По случаю его рождения несказанной милостью был отмечен и флот. Приказом по морскому ведомству № 159 от 11 августа за подписью генерал-адмирала Алексея объявлялось, что в честь рождения наследника и "по всемилостивейшему вниманию к постоянному ближайшему участию инженер-механиков флота в строевой суровой службе и боевым их заслугам" государь император "высочайше повелеть соизволил" вернуть механикам общеустановленные офицерские чины (фактическое переименование механиков состоялось только в 1905 г., а корабельных инженеров в 1907 г. – Авт.). В этот же день (после осмотра на Кронштадтском рейде броненосца "Князь Суворов") государь император "провел в Петергофе" весьма секретное совещание, на котором фактически была решена судьба обеих Тихоокеанских эскадр: уже рассеивавшейся Первой и только еще готовившейся к походу Второй. Как видно из показаний Ф.К. Авелана в следственной комиссии, "делопроизводителя на этом совещании не было, и журнала или его протокола составлено не было". Демонстрируя крайнюю забывчивость, адмирал мог лишь сообщить об отказе З.П. Рожественского от включения в состав эскадры броненосцев типа "Адмирал Ушаков", но не мог вспомнить, какое мнение он сам и военный министр В.В. Сахаров высказывали относительно обоснованности выхода 2-й эскадры и ее шансов дойти до Порт-Артура ранее его возможного захвата японцами.

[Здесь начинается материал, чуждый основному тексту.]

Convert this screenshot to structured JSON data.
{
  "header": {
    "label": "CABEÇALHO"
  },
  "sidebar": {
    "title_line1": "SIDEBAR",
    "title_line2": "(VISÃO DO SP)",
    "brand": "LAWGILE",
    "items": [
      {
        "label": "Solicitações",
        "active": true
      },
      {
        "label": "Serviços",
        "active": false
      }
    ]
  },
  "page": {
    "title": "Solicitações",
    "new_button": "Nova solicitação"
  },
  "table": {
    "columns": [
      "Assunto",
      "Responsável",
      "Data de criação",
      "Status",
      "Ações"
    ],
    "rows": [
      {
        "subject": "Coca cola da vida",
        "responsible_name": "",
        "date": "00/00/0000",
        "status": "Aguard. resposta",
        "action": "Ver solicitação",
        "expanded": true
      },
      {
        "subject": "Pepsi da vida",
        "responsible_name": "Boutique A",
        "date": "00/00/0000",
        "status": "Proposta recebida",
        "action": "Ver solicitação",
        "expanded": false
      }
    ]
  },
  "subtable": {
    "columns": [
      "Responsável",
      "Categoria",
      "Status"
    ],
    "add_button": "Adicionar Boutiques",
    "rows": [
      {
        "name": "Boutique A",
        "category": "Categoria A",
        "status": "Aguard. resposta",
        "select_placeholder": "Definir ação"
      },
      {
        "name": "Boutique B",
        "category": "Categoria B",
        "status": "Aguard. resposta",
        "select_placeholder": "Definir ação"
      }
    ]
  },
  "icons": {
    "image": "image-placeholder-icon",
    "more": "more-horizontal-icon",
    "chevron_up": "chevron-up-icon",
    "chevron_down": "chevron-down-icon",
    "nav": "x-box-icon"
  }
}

Между тем в официальной истории с определенностью говорится, что настояния З.П. Рожественского о немедленном выходе эскадры были поддержаны Управляющим, который указал "на успешность переговоров о покупке чилийских и аргентинских судов и на убыточность для казны роспуска всех зафрахтованных угольщиков. В итоге выход был назначен на осень 1904 г. в том расчете, что на Мадагаскаре к эскадре присоединяется семь будто бы покупаемых крейсеров. С учетом же ледовой обстановки у Владивостока и с расчетом времени на эскадренную подготовку выход был отложен на полтора месяца, чтобы эскадра могла появиться у Владивостока в марте 1905 г. Получалось, совещанием 10 (или 11) августа эскадру в Порт-Артуре уже "списали". Но Ф.К. Авелан такого признания сделать не может и в своих показаниях пишет, что "при уходе 2-й эскадры из России у меня лично не было уверенности, что Порт-Артур продержится до прихода в Тихий океан 2-й эскадры и что первая эскадра к этому времени будет еще существовать, но все же я считал это возможным".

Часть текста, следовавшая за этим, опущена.